There are other factors behind WHO's most recent recommendation shift. The annual price of treating a person with discounted, generic ARVs in sub-Saharan countries has steeply dropped from about $1000 in 2006 to $100. The mainstay ARVs today cause far fewer side effects than nasty drugs like the d4T that was widely used a decade ago. And instead of taking a dozen pills each day at different times, many people now take a single pill, once a day, that contains three different ARVs—a convenience that reduces the chances of people missing doses and developing drug-resistant strains of HIV.
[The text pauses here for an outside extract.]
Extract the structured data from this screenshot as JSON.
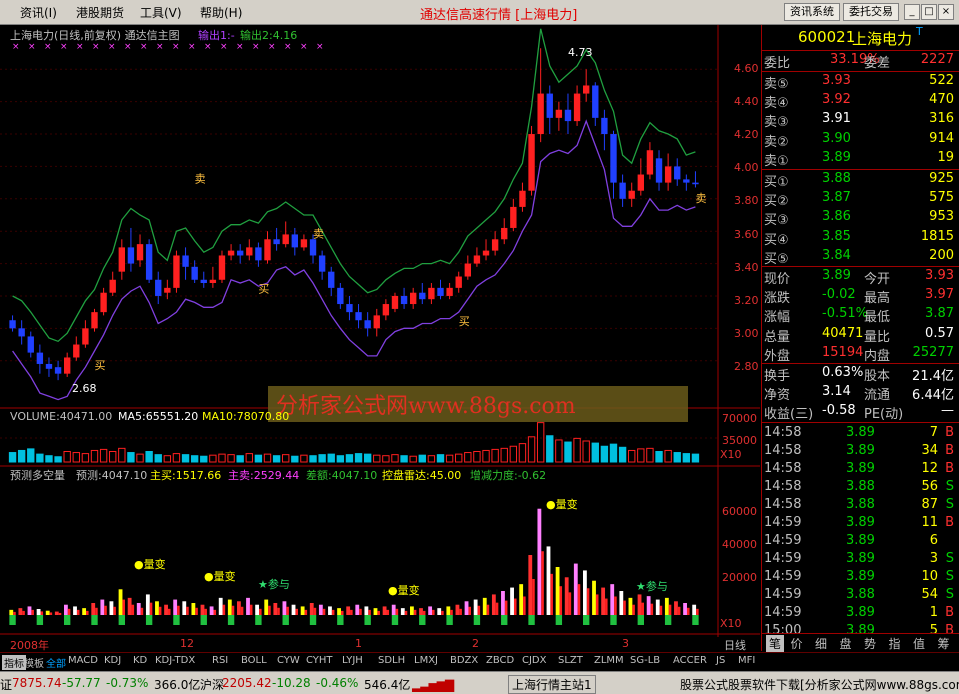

All of which adds up to a whole lot of confusing information.

Zimbabwe has yet to adopt the treatment-for-all mantra, but the country, despite its broken economy, consistently has embraced new WHO recommendations in short order. When it does, this shift will usher in a level of clarity that can only fuel the ending AIDS push. The simple messages are difficult to garble. Everyone living with HIV should take ARVs, which stop the virus from copying itself. The less HIV in your body, the less damage your immune system will suffer—and the less likely you'll spread the virus to someone else. And once those truths become as self-evident as smoking is dangerous and seatbelts save lives, if a man's wife is not taking ARVs and he presumes she's uninfected, he'll probably be right.